To regularize every incidence of the term 'Heb' to "HEB" in pandas df


In a pandas df, trying to regularize every incidence of the term 'Heb' to "HEB"

In a pandas df, trying to regularize every incidence of the term 'Heb' to "HEB" using sidetable, I tried this and it worked. (df['Description'].str.contains('H-E-B', case=False, regex=False), 'HEB'), but then I tried this and it didn't work. (df['Description'].str.contains(['HEB', 'H-E-B', 'Heb online' ], case=False, regex=False), 'HEB'),

Error message reads:"AttributeError: 'list' object has no attribute 'upper'"

Would expect Input:

Description Amount
HEB 100.00
HEB#123 100.00
HEB online 100.00
H-E-B Gas 100.00
Heb Carwash 100.00

Output:

Description Amount
HEB 100.00
HEB 100.00
HEB 100.00
HEB 100.00
HEB 100.00

Solution

  • The str.contains() method expects a string and you are giving it a list of strings instead, that's why you are getting the AttributeError.

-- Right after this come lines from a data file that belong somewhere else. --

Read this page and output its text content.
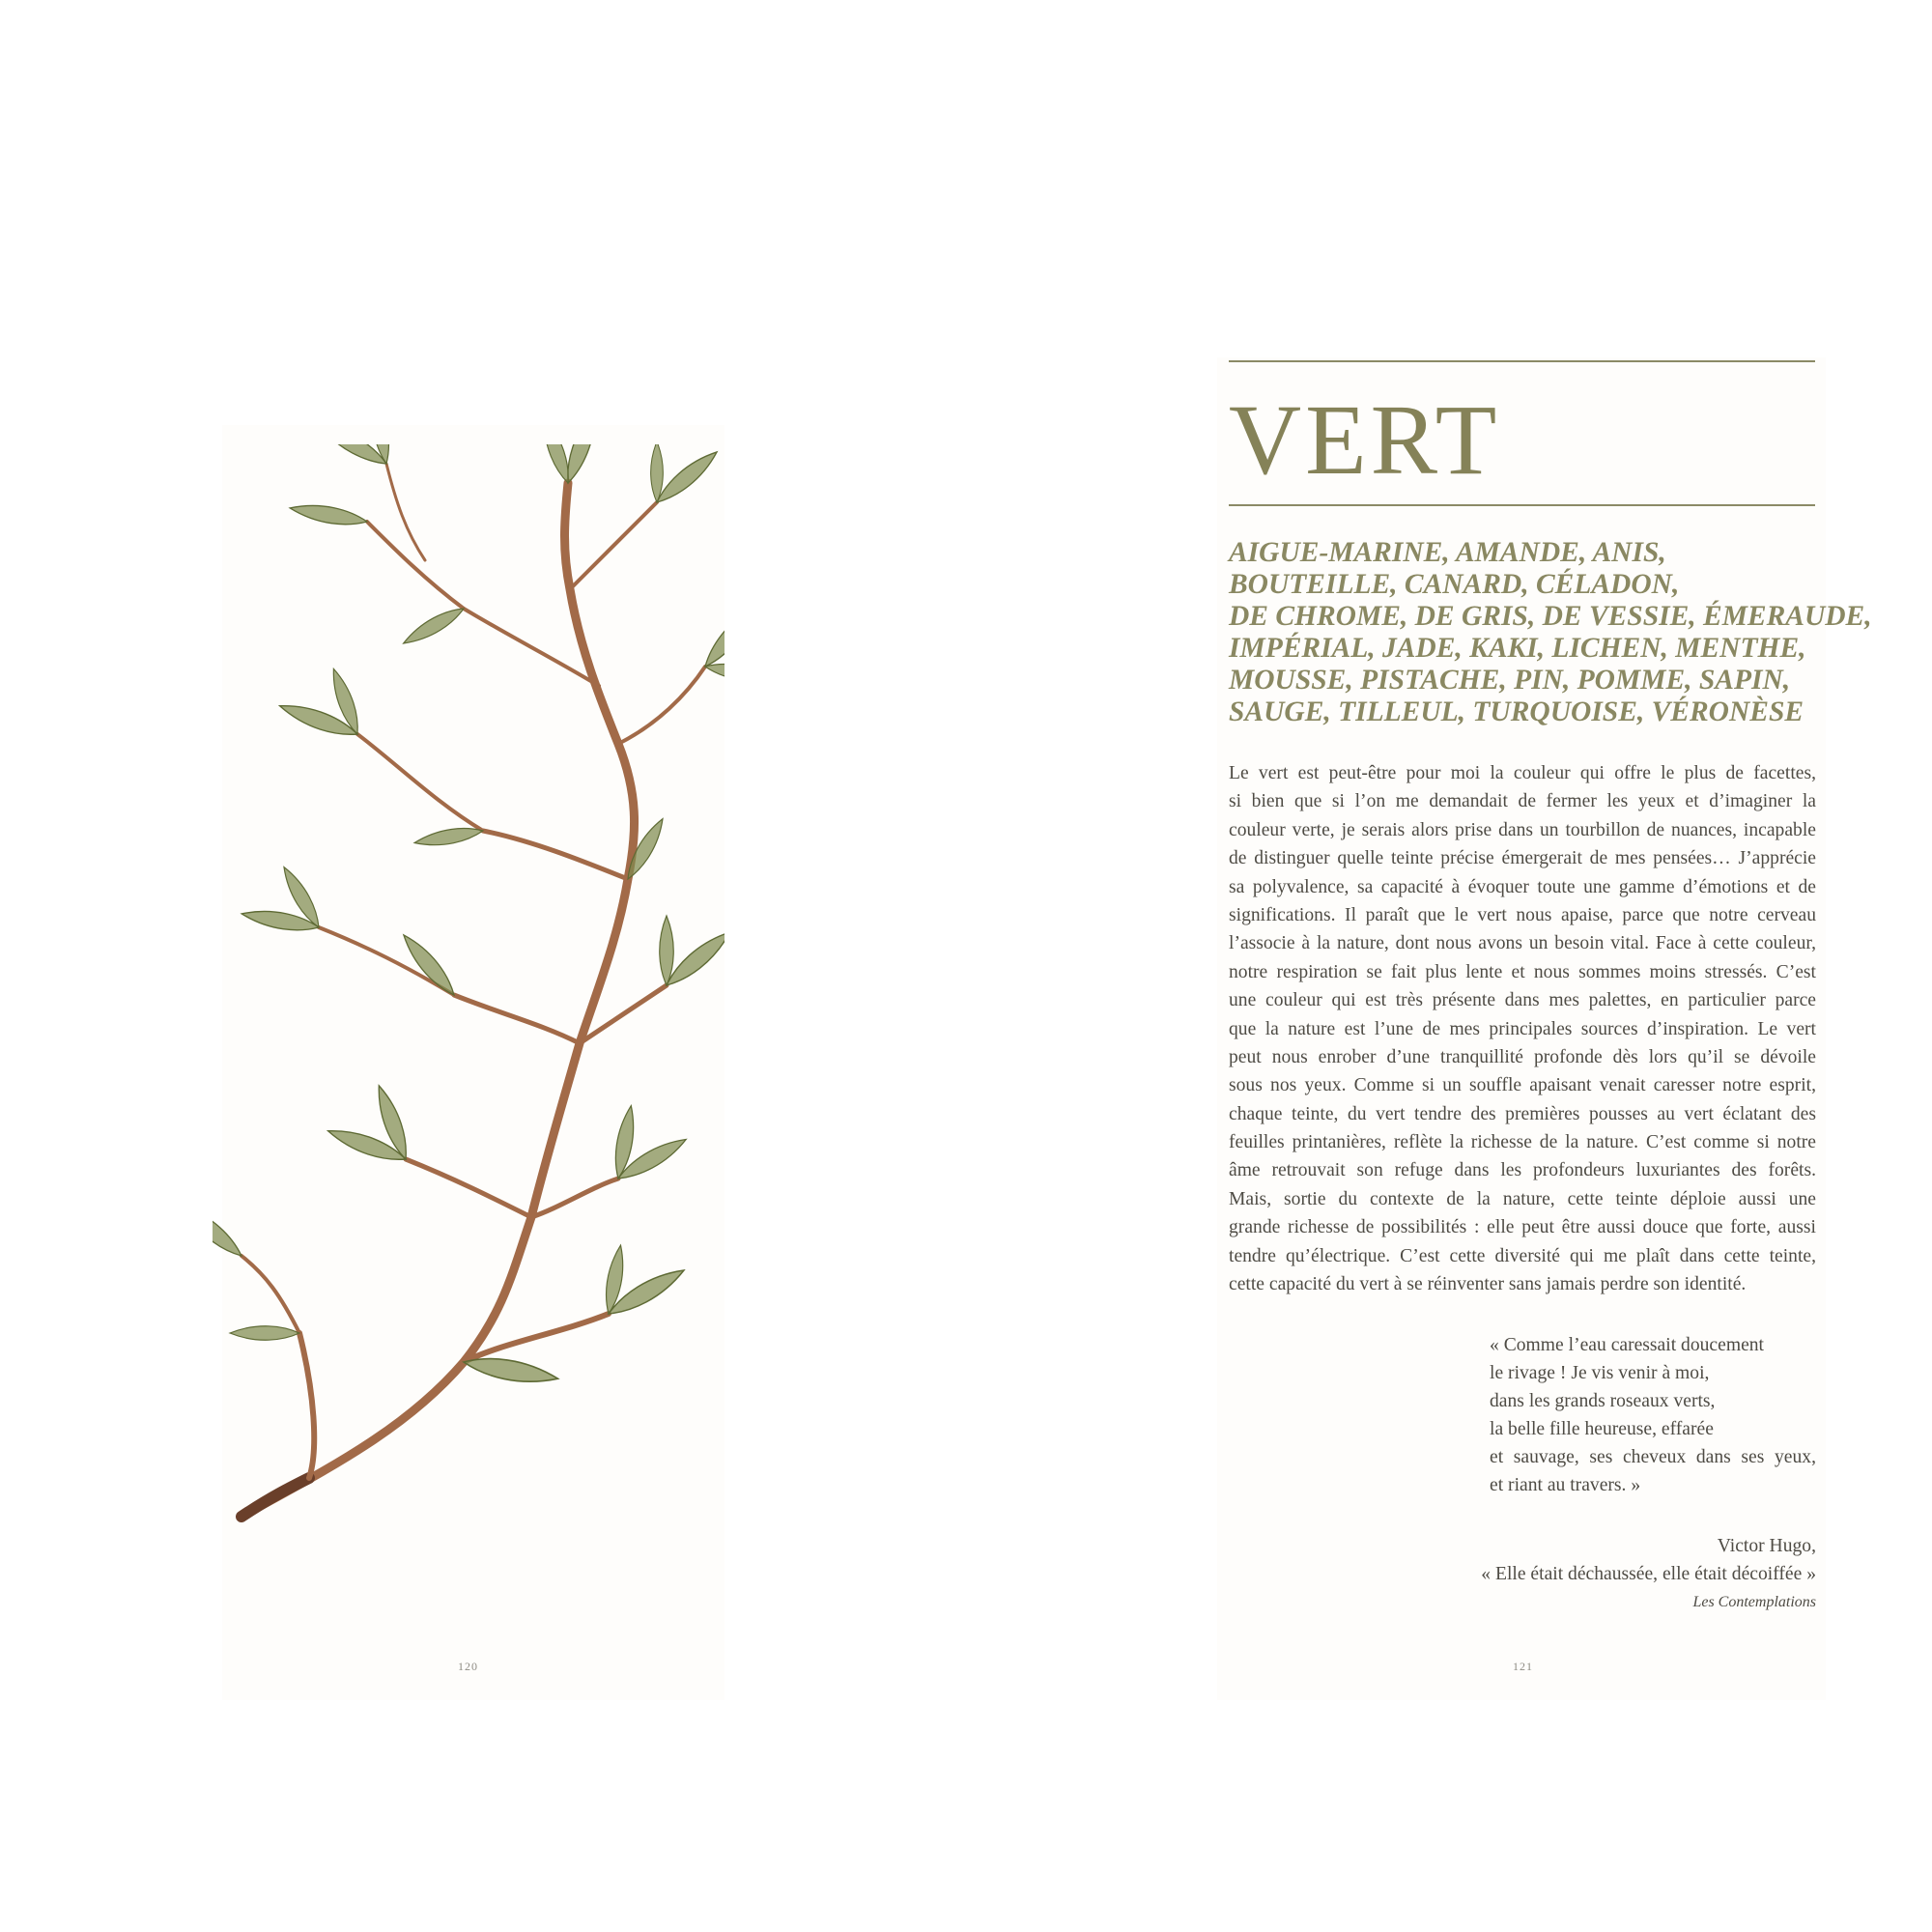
VERT
AIGUE-MARINE, AMANDE, ANIS,
BOUTEILLE, CANARD, CÉLADON,
DE CHROME, DE GRIS, DE VESSIE, ÉMERAUDE,
IMPÉRIAL, JADE, KAKI, LICHEN, MENTHE,
MOUSSE, PISTACHE, PIN, POMME, SAPIN,
SAUGE, TILLEUL, TURQUOISE, VÉRONÈSE
Le vert est peut-être pour moi la couleur qui offre le plus de facettes,
si bien que si l’on me demandait de fermer les yeux et d’imaginer la
couleur verte, je serais alors prise dans un tourbillon de nuances, incapable
de distinguer quelle teinte précise émergerait de mes pensées… J’apprécie
sa polyvalence, sa capacité à évoquer toute une gamme d’émotions et de
significations. Il paraît que le vert nous apaise, parce que notre cerveau
l’associe à la nature, dont nous avons un besoin vital. Face à cette couleur,
notre respiration se fait plus lente et nous sommes moins stressés. C’est
une couleur qui est très présente dans mes palettes, en particulier parce
que la nature est l’une de mes principales sources d’inspiration. Le vert
peut nous enrober d’une tranquillité profonde dès lors qu’il se dévoile
sous nos yeux. Comme si un souffle apaisant venait caresser notre esprit,
chaque teinte, du vert tendre des premières pousses au vert éclatant des
feuilles printanières, reflète la richesse de la nature. C’est comme si notre
âme retrouvait son refuge dans les profondeurs luxuriantes des forêts.
Mais, sortie du contexte de la nature, cette teinte déploie aussi une
grande richesse de possibilités : elle peut être aussi douce que forte, aussi
tendre qu’électrique. C’est cette diversité qui me plaît dans cette teinte,
cette capacité du vert à se réinventer sans jamais perdre son identité.
« Comme l’eau caressait doucement
le rivage ! Je vis venir à moi,
dans les grands roseaux verts,
la belle fille heureuse, effarée
et sauvage, ses cheveux dans ses yeux,
et riant au travers. »
Victor Hugo,
« Elle était déchaussée, elle était décoiffée »
Les Contemplations
120	121
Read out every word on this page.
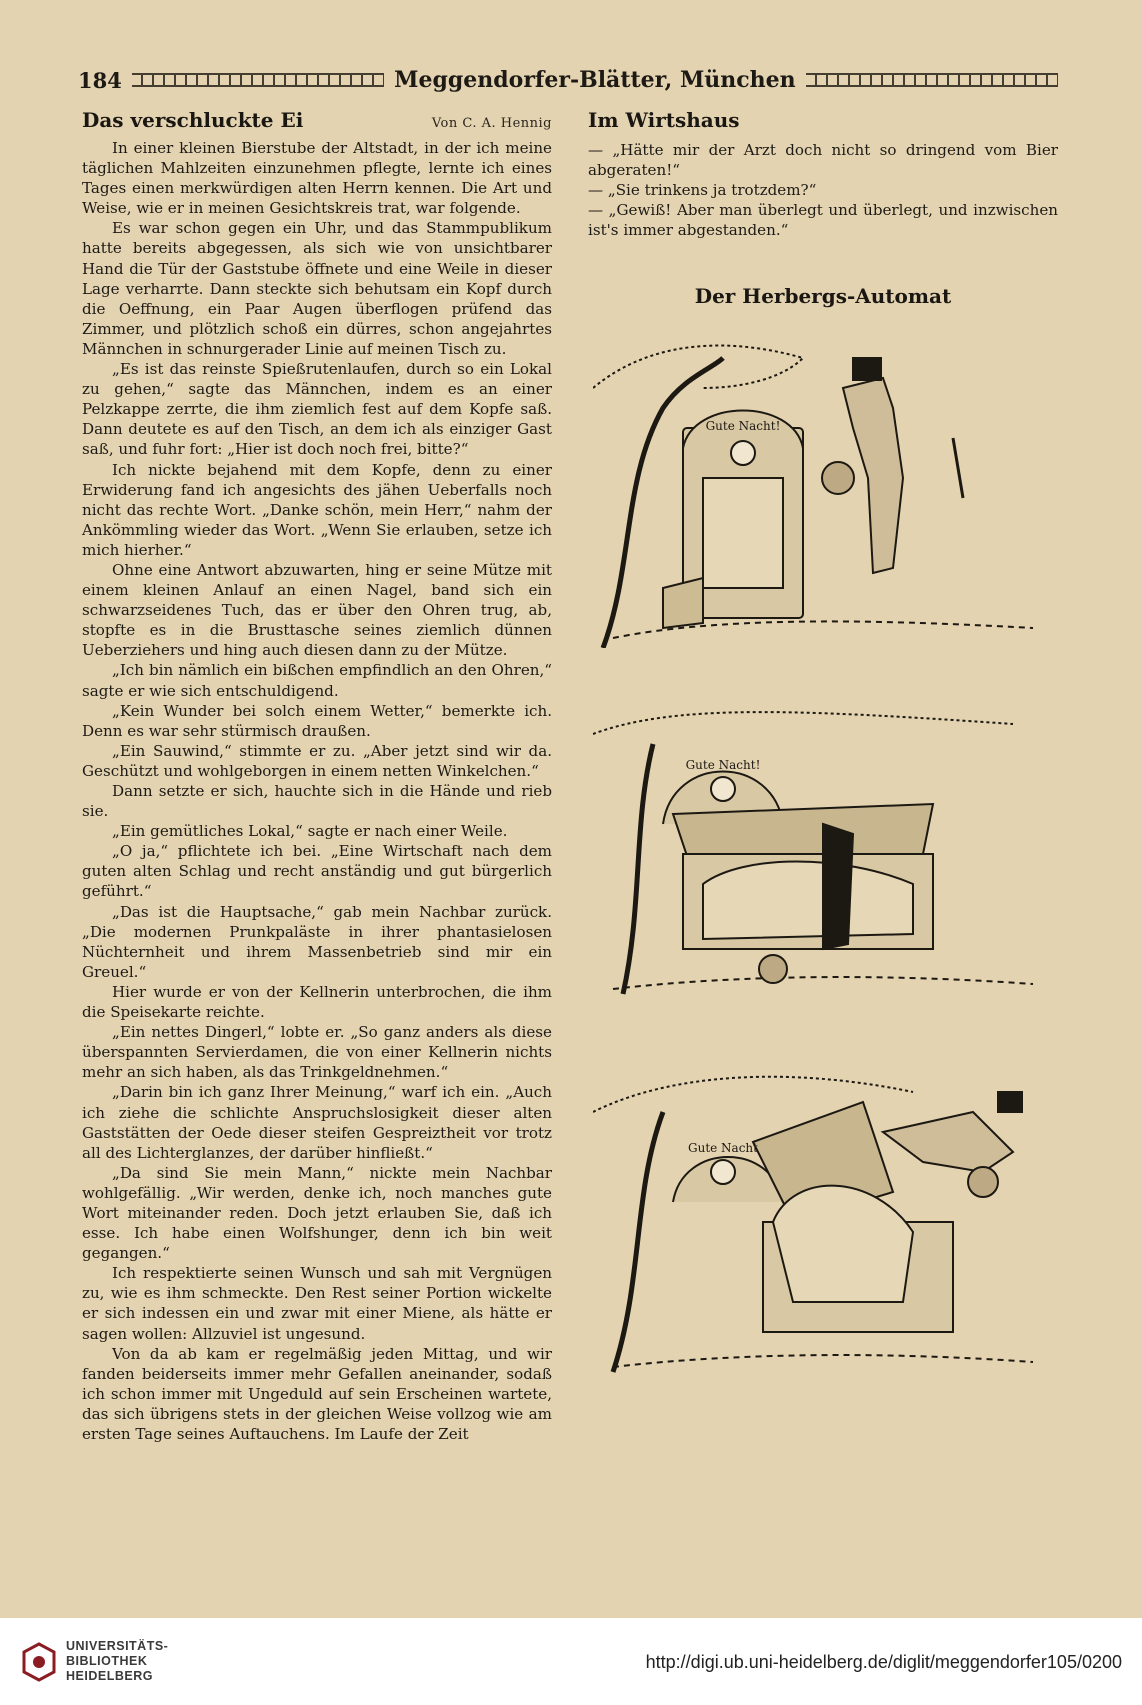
184	Meggendorfer-Blätter, München
Das verschluckte Ei	Von C. A. Hennig

In einer kleinen Bierstube der Altstadt, in der ich meine täglichen Mahlzeiten einzunehmen pflegte, lernte ich eines Tages einen merkwürdigen alten Herrn kennen. Die Art und Weise, wie er in meinen Gesichtskreis trat, war folgende.

Es war schon gegen ein Uhr, und das Stammpublikum hatte bereits abgegessen, als sich wie von unsichtbarer Hand die Tür der Gaststube öffnete und eine Weile in dieser Lage verharrte. Dann steckte sich behutsam ein Kopf durch die Oeffnung, ein Paar Augen überflogen prüfend das Zimmer, und plötzlich schoß ein dürres, schon angejahrtes Männchen in schnurgerader Linie auf meinen Tisch zu.

„Es ist das reinste Spießrutenlaufen, durch so ein Lokal zu gehen,“ sagte das Männchen, indem es an einer Pelzkappe zerrte, die ihm ziemlich fest auf dem Kopfe saß. Dann deutete es auf den Tisch, an dem ich als einziger Gast saß, und fuhr fort: „Hier ist doch noch frei, bitte?“

Ich nickte bejahend mit dem Kopfe, denn zu einer Erwiderung fand ich angesichts des jähen Ueberfalls noch nicht das rechte Wort. „Danke schön, mein Herr,“ nahm der Ankömmling wieder das Wort. „Wenn Sie erlauben, setze ich mich hierher.“

Ohne eine Antwort abzuwarten, hing er seine Mütze mit einem kleinen Anlauf an einen Nagel, band sich ein schwarzseidenes Tuch, das er über den Ohren trug, ab, stopfte es in die Brusttasche seines ziemlich dünnen Ueberziehers und hing auch diesen dann zu der Mütze.

„Ich bin nämlich ein bißchen empfindlich an den Ohren,“ sagte er wie sich entschuldigend.

„Kein Wunder bei solch einem Wetter,“ bemerkte ich. Denn es war sehr stürmisch draußen.

„Ein Sauwind,“ stimmte er zu. „Aber jetzt sind wir da. Geschützt und wohlgeborgen in einem netten Winkelchen.“

Dann setzte er sich, hauchte sich in die Hände und rieb sie.

„Ein gemütliches Lokal,“ sagte er nach einer Weile.

„O ja,“ pflichtete ich bei. „Eine Wirtschaft nach dem guten alten Schlag und recht anständig und gut bürgerlich geführt.“

„Das ist die Hauptsache,“ gab mein Nachbar zurück. „Die modernen Prunkpaläste in ihrer phantasielosen Nüchternheit und ihrem Massenbetrieb sind mir ein Greuel.“

Hier wurde er von der Kellnerin unterbrochen, die ihm die Speisekarte reichte.

„Ein nettes Dingerl,“ lobte er. „So ganz anders als diese überspannten Servierdamen, die von einer Kellnerin nichts mehr an sich haben, als das Trinkgeldnehmen.“

„Darin bin ich ganz Ihrer Meinung,“ warf ich ein. „Auch ich ziehe die schlichte Anspruchslosigkeit dieser alten Gaststätten der Oede dieser steifen Gespreiztheit vor trotz all des Lichterglanzes, der darüber hinfließt.“

„Da sind Sie mein Mann,“ nickte mein Nachbar wohlgefällig. „Wir werden, denke ich, noch manches gute Wort miteinander reden. Doch jetzt erlauben Sie, daß ich esse. Ich habe einen Wolfshunger, denn ich bin weit gegangen.“

Ich respektierte seinen Wunsch und sah mit Vergnügen zu, wie es ihm schmeckte. Den Rest seiner Portion wickelte er sich indessen ein und zwar mit einer Miene, als hätte er sagen wollen: Allzuviel ist ungesund.

Von da ab kam er regelmäßig jeden Mittag, und wir fanden beiderseits immer mehr Gefallen aneinander, sodaß ich schon immer mit Ungeduld auf sein Erscheinen wartete, das sich übrigens stets in der gleichen Weise vollzog wie am ersten Tage seines Auftauchens. Im Laufe der Zeit

Im Wirtshaus

— „Hätte mir der Arzt doch nicht so dringend vom Bier abgeraten!“

— „Sie trinkens ja trotzdem?“

— „Gewiß! Aber man überlegt und überlegt, und inzwischen ist's immer abgestanden.“

Der Herbergs-Automat
Gute Nacht!
Gute Nacht!
Gute Nacht
UNIVERSITÄTS-
BIBLIOTHEK
HEIDELBERG
http://digi.ub.uni-heidelberg.de/diglit/meggendorfer105/0200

    To replace all descriptions that contain some variation of 'Heb' with 'HEB' you can create a list that contains all expected variations, then loop over the rows of your dataframe and compare the description with your variations:

    import pandas as pd
    
    # Sample DataFrame
    data = {'Description': ['HEB', 'HEB#123', 'HEB online', 'H-E-B Gas', 'Heb Carwash'],
            'Amount': [100.00, 100.00, 100.00, 100.00, 100.00]}
    
    df = pd.DataFrame(data)
    patterns = ['HEB', 'H-E-B', 'Heb' ]
    
    
    for index, row in df.iterrows():
        for pattern in patterns:
            if pattern in df.at[index, 'Description']:
                df.at[index, 'Description'] = 'HEB'
    
    print(df)